Dr Stephens, who resides in the United States, is the lead Cardiac Surgeon at the facility. Over the years he has spearheaded a number of operations.
According to him, during an interview, about 50 Guyanese patients have undergone stenting procedures at the local heart institute.
A cardiac stent is a small tube that is used to widen arteries supplying the heart that have narrowed. Stents are often used in angioplasty, which is a procedure that improves blood flow through narrowed or blocked arteries.
They help prevent arteries from becoming narrowed or blocked again in the months or years after angioplasty. Stents are also placed in a weakened artery to improve blood flow and to help prevent the artery from bursting.
Dr Stephens explained that more patients are opting for stents over surgery. He added that stents available today are better medicated, last longer and most patients do well with them.
However, he pointed to the fact that there are some patients who cannot be stented. “More and more, a lot of the easier cardiac cases are stented but those that are considered severe don’t have any other option but to have open-heart surgery.”
Dr Stephens said that CHI has been securing the services of Interventional Cardiologists from the United States. He noted though that quite shortly CHI should have its own Interventional Cardiologist.
And this move could be very crucial, according to the Cardiac Surgeon, who disclosed that based on anecdotal evidence about 700 Guyanese would require open-heart surgery every year for coronary heart diseases. “If we are doing between 12 and 20 cases a year we are barely scratching the surface,” Dr Stephens admitted.
Additionally, he disclosed that a significant portion of the population in Guyana has valvular or rheumatic heart diseases, which are found mainly in the developing world.
According to Dr Stephens, many patients have for years been living with such diseases. “We are seeing these patients and they are very high risked for surgery but we have done a few here. I am sure if they had turned up in the US we probably would have told them no.”

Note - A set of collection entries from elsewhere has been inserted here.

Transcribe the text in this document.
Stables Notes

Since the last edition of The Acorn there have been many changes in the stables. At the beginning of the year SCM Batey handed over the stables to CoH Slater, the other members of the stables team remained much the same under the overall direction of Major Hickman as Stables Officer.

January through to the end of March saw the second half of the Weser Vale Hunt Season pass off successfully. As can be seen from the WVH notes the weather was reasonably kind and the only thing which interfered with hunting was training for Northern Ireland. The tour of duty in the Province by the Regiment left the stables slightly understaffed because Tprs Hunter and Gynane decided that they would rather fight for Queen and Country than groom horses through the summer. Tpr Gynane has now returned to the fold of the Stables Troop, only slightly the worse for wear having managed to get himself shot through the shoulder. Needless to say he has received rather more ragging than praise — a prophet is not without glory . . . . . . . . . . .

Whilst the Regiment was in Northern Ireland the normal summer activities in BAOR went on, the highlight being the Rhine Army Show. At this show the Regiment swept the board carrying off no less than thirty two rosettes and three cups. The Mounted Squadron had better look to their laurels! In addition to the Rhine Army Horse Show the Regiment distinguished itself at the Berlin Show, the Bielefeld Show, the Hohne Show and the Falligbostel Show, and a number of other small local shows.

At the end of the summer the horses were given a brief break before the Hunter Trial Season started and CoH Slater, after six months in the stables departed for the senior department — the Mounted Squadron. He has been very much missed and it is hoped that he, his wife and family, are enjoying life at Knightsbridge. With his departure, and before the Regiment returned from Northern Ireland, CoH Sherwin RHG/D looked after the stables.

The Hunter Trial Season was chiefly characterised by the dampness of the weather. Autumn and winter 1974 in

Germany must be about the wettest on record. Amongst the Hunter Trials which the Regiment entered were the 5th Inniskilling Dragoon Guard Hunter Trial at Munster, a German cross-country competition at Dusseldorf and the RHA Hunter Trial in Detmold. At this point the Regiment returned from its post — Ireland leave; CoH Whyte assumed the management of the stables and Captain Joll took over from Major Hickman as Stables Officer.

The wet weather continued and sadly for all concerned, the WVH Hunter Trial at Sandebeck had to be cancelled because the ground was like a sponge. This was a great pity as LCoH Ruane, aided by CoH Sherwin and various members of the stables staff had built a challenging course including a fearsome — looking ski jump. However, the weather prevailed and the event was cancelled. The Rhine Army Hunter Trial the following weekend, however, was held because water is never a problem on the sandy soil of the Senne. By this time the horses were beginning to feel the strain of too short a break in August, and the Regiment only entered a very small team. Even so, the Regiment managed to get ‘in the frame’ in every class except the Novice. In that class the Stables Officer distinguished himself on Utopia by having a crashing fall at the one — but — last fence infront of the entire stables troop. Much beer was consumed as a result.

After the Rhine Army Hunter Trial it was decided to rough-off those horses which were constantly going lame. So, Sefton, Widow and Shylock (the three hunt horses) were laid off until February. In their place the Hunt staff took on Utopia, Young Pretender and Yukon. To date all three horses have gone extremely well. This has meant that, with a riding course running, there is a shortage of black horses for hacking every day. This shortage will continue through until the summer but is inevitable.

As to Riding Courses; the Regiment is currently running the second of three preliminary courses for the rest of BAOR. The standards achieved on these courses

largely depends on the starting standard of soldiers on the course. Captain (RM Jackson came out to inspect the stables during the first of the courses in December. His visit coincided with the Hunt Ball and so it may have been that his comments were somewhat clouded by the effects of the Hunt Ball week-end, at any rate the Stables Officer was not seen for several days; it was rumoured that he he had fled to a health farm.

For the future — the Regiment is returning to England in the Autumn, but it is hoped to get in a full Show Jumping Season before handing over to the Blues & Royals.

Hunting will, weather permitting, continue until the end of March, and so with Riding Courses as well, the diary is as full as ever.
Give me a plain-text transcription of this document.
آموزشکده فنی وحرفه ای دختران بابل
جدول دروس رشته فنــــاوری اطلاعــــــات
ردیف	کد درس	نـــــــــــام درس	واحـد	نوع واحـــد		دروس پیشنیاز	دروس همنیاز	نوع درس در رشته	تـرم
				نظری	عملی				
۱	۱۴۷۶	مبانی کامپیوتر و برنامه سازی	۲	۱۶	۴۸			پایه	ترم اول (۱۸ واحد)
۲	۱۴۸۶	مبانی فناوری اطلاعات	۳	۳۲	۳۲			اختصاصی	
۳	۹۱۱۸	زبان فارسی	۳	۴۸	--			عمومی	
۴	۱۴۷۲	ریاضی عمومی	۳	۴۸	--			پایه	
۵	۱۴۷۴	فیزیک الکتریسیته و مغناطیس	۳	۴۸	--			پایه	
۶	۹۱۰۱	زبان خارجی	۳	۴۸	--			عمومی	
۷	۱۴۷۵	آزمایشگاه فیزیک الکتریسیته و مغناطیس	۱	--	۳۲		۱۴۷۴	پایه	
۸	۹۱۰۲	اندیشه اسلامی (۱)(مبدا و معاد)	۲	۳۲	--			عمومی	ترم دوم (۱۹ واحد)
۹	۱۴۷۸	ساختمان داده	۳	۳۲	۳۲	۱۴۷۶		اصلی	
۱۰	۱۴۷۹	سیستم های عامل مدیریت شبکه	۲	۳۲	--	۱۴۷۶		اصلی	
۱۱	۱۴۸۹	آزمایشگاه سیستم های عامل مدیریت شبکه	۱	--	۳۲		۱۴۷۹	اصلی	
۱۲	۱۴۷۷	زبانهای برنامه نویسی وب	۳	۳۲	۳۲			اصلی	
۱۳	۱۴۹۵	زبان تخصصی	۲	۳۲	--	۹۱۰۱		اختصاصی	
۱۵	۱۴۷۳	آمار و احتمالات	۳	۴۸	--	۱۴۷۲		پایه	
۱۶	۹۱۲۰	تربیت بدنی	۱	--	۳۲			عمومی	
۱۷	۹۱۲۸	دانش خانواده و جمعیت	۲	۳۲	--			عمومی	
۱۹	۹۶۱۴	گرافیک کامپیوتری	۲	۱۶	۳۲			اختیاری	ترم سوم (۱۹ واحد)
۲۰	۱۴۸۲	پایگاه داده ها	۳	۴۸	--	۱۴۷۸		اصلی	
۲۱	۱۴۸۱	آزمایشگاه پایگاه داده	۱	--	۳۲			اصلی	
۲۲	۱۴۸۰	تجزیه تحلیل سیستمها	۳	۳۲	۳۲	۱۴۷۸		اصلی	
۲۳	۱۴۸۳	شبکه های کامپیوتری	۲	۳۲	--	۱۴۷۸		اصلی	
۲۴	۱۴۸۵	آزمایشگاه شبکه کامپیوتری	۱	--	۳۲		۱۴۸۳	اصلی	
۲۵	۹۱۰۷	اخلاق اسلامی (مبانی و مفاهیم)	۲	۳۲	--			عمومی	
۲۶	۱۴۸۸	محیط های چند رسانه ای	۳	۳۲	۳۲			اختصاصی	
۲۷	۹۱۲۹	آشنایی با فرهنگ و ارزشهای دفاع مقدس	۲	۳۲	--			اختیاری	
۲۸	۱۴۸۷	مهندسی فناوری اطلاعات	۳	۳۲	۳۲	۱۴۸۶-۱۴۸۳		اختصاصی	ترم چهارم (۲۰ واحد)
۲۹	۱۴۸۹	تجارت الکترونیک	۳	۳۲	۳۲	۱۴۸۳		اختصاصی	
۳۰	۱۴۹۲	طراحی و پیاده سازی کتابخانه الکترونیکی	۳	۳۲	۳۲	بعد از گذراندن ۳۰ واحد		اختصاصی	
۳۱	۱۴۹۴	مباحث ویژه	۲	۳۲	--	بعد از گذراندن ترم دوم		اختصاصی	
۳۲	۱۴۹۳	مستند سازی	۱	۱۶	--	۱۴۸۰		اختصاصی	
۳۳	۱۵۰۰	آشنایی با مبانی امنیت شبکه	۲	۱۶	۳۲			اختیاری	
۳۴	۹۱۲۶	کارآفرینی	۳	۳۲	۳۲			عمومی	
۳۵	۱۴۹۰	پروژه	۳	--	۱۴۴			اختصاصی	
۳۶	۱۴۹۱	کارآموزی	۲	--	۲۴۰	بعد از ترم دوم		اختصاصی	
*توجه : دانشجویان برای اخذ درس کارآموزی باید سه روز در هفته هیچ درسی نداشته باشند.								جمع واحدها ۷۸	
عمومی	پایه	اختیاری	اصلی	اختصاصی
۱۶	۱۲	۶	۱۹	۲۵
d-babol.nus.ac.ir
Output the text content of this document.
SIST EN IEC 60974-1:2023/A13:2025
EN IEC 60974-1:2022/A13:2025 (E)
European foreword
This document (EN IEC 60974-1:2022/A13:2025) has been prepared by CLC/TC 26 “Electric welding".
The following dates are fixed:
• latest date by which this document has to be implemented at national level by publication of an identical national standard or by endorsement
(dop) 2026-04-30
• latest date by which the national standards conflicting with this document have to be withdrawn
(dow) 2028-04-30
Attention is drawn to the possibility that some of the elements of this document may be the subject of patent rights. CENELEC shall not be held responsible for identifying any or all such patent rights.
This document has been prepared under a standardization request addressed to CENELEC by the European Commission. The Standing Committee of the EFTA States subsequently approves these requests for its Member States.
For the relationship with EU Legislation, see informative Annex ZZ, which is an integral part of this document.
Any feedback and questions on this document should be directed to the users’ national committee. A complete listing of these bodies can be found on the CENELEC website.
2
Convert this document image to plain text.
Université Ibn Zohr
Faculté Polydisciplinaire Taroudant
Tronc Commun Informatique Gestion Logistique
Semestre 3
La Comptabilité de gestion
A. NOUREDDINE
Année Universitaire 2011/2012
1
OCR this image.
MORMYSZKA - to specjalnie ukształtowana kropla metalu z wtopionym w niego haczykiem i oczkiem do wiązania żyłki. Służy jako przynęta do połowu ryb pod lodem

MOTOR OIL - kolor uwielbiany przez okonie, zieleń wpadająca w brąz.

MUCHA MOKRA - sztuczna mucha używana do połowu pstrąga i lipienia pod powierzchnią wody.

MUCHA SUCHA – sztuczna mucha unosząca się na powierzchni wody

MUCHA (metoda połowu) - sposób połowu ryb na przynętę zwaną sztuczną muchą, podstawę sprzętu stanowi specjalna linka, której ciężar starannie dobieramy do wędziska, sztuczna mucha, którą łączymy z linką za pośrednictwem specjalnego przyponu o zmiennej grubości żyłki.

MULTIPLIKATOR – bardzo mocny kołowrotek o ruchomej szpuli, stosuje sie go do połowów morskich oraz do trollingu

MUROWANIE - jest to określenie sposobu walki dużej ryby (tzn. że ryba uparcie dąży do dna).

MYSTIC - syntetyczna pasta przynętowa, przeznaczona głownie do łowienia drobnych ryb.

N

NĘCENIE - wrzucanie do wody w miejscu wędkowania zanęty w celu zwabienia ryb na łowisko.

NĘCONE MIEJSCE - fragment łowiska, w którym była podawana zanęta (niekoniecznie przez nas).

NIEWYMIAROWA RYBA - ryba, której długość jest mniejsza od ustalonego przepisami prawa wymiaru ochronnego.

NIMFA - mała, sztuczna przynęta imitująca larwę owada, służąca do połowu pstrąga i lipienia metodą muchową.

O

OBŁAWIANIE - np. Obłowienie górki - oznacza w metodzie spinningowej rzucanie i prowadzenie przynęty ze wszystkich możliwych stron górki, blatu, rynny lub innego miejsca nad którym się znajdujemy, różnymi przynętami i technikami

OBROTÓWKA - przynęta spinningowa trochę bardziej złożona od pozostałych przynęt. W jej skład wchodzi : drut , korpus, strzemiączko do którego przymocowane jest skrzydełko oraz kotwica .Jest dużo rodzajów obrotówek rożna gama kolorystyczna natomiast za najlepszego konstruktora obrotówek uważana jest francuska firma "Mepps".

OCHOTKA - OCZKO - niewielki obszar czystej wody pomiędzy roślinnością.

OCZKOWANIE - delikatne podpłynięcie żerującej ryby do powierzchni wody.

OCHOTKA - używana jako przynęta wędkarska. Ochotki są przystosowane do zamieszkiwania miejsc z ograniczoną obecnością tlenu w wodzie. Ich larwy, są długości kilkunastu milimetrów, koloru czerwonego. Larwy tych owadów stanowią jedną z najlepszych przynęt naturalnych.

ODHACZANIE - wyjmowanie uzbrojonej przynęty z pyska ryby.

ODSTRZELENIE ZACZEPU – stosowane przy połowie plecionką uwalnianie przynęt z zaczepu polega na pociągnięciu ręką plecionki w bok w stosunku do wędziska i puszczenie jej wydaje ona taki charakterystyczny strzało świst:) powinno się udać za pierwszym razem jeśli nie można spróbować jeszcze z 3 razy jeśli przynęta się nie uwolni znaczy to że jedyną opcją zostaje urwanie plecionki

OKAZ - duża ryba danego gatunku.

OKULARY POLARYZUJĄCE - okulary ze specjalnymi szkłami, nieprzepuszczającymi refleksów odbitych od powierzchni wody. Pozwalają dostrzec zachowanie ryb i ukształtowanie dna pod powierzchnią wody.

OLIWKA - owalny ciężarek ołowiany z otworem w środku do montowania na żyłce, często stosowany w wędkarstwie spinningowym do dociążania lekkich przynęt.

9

Meanwhile, the installation of pacemakers continues to be one of the popular procedures undertaken at CHI.
“We have installed a lot,” said Dr Stephens, who revealed that the problem “we face in Guyana is that not all of the pacemaker companies, devices and programmers are compatible with each other.”
According to him, Guyanese have over the years gone around the world and have received pacemakers. There are today many persons who are possibly pacer dependent.
“We don’t have any way of checking them because maybe they got their pacemakers put in on some charity programme by a small pacemaker company,” Dr Stephens speculated. He related that pacemaker programmers from the three basic companies, Medtronics, St Jude’s and Boston Scientific, are easily accessible rather than those that are made by European companies.
“It is difficult for us to help patients with the European made pacemakers,” said Dr Stephens who related that “we don’t have any way of helping them right now until they start to have problems then we can change their devices.”
The majority of pacemakers utilised by CHI are from Medtronics which have about 65 percent of the world market, Dr Stephens disclosed.